Tomás detuvo sus pasos al llegar a una zona más apartada. Allí, en la penumbra, la soledad lo envolvió por completo. Miró al cielo y dejó que las luces de los fuegos artificiales iluminaran su expresión desolada, y el estruendo rebotara incesante apaciguando un llanto que era contenido a duras penas.
Soledad había encendido algo dentro de él, una chispa que ahora parecía arder con un fuego que no daba calor, sino un dolor insoportable. Todo le hizo comprender por qué ella estaba tan radiante, nunca había sido por él...
Las luces multicolores iluminaban el cielo nocturno, pintando destellos de rojo, dorado y azul en las aguas tranquilas del mar. El estruendo de los fuegos artificiales retumbaba en el aire, una celebración que parecía ajena a todo lo que él sentía en ese momento. La multitud aplaudía emocionada, pero Tomás apenas podía escuchar el ruido a su alrededor. Su respiración era irregular, su pecho dolía, y sus ojos estaban empañados de lágrimas que irremediablemente comenzaron a caer, aunque con dificultad.
Se sentó en un banco apartado, lo suficientemente lejos de la feria como para no sentir la presión de las miradas ajenas. El frío del metal atravesó su ropa, pero no le importó. Sus manos temblaban, y el nudo en su garganta parecía apretarse cada vez más. No pudo contener más el llanto, y dejó que las lágrimas fluyeran libremente mientras observaba las explosiones de luz en el cielo.
"Por eso estaba tan radiante..." Una sonrisa amarga destrozó su rostro.
La idea lo golpeó con la fuerza de una verdad aciaga. Siempre había pensado que algo especial vivía en su sonrisa, algo que ella compartía con él, una calidez que, aunque pasajera, le daba sentido a esos pequeños momentos juntos. Pero ahora entendía que esa luz nunca había sido para él. Nunca había sido por él.
"Era feliz porque ya tenía lo que quería. Su mundo ya estaba completo... y yo nunca formé parte de él."
El pensamiento era devastador, pero no podía escapar de él. Se lo repetía una y otra vez en su mente, como si al hacerlo pudiera acostumbrarse al dolor, como si pudiera entumecerlo. Pero no había consuelo en esas palabras, solo una tristeza que parecía extenderse como una marea negra en su interior, cubriéndolo todo, como una tinta imborrable que se esparcía por su lienzo.

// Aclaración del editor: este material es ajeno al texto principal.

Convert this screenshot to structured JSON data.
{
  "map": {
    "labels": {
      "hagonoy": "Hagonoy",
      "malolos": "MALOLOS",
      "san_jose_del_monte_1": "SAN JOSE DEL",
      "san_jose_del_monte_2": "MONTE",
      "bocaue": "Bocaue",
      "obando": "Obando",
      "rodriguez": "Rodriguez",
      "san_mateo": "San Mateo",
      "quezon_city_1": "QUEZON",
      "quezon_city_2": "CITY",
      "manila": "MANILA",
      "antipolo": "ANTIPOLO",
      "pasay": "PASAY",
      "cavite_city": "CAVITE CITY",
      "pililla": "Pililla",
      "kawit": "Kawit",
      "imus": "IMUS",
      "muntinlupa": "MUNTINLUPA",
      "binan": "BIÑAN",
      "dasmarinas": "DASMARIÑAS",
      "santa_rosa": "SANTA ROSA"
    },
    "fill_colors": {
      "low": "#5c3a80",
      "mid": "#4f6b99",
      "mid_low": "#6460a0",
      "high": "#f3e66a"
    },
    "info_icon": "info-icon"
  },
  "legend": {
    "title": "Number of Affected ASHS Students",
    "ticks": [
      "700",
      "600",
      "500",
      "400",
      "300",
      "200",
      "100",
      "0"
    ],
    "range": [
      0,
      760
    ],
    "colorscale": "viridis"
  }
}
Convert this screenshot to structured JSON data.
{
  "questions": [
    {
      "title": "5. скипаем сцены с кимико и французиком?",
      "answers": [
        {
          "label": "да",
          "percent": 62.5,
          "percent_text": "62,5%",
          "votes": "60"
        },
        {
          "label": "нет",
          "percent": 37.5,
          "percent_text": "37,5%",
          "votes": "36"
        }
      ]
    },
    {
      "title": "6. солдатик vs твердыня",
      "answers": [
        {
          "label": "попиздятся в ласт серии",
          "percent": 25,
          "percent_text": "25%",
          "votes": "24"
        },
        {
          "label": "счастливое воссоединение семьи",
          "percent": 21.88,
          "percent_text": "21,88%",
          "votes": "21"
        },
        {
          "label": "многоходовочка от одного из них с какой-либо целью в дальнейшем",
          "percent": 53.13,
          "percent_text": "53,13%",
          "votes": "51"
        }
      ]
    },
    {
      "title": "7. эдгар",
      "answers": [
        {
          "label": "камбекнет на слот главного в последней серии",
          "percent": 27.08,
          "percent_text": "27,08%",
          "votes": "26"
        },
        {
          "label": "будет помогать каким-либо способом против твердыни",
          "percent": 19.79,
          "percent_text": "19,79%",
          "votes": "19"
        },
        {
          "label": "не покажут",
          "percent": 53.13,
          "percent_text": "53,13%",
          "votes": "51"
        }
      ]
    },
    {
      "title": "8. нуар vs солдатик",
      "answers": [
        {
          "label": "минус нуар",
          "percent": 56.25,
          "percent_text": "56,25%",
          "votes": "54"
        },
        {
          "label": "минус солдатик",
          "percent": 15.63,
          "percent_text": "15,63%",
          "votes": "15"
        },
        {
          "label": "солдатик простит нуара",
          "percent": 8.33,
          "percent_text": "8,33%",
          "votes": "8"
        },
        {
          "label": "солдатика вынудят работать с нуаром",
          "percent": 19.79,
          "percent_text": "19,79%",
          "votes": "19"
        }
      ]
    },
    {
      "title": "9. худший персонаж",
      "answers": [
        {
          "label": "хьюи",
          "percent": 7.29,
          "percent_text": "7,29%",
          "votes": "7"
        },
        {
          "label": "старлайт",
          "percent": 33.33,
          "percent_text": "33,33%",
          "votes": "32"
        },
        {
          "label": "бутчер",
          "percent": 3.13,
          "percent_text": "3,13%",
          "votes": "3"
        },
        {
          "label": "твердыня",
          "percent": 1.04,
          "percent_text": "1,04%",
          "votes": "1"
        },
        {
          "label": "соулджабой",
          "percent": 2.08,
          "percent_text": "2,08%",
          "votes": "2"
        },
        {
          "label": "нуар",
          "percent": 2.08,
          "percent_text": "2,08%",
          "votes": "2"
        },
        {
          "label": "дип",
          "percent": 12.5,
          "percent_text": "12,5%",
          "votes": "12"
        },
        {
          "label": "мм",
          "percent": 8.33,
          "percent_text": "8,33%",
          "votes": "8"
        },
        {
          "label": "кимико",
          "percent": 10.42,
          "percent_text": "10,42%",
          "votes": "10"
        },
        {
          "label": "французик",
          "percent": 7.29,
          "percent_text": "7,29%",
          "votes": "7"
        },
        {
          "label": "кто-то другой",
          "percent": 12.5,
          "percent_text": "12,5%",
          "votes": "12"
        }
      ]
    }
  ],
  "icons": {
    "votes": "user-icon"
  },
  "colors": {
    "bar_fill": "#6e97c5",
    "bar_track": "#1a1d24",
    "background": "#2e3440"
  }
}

Tomás cerró los ojos y dejó que el ruido de las explosiones lo envolviera. Las luces que pintaban el cielo se filtraban a través de sus párpados, pero no podían alejar la oscuridad que lo consumía. El recuerdo de su mirada, de su sonrisa brillante, se mezclaba con la imagen de sus manos entrelazadas con las de Ariel. "La misma mano que sostuvo la mía... La misma sonrisa que me hizo creer en algo más... burlado… otra vez".
Cada segundo que pasaba lo hundía más en esa sensación de abandono, de insignificancia. Había creído que podía ser algo para ella, aunque fuera algo pequeño. Pero esa ilusión ahora se desmoronaba por completo.
Cuando abrió los ojos, las últimas luces de los fuegos artificiales caían como lluvia en el cielo, desvaneciéndose lentamente hasta que todo quedó en sombras. La multitud gritó emocionada, pero para él, solo había silencio.
"Al final, solo fui una sombra que pasó por su vida. Una sombra que nunca significó nada."
Tomás dejó caer la cabeza entre las manos, su cuerpo temblaba. En ese momento, sintió el peso completo de su soledad, más abrumadora que nunca, indeleble. Se dijo a sí mismo que eventualmente el dolor pasaría, que eventualmente sería capaz de mirar hacia adelante. Pero esa noche, bajo el cielo oscuro de un festival que no era para él, se permitió derramar su alma como un aguacero, por todo lo que nunca sería.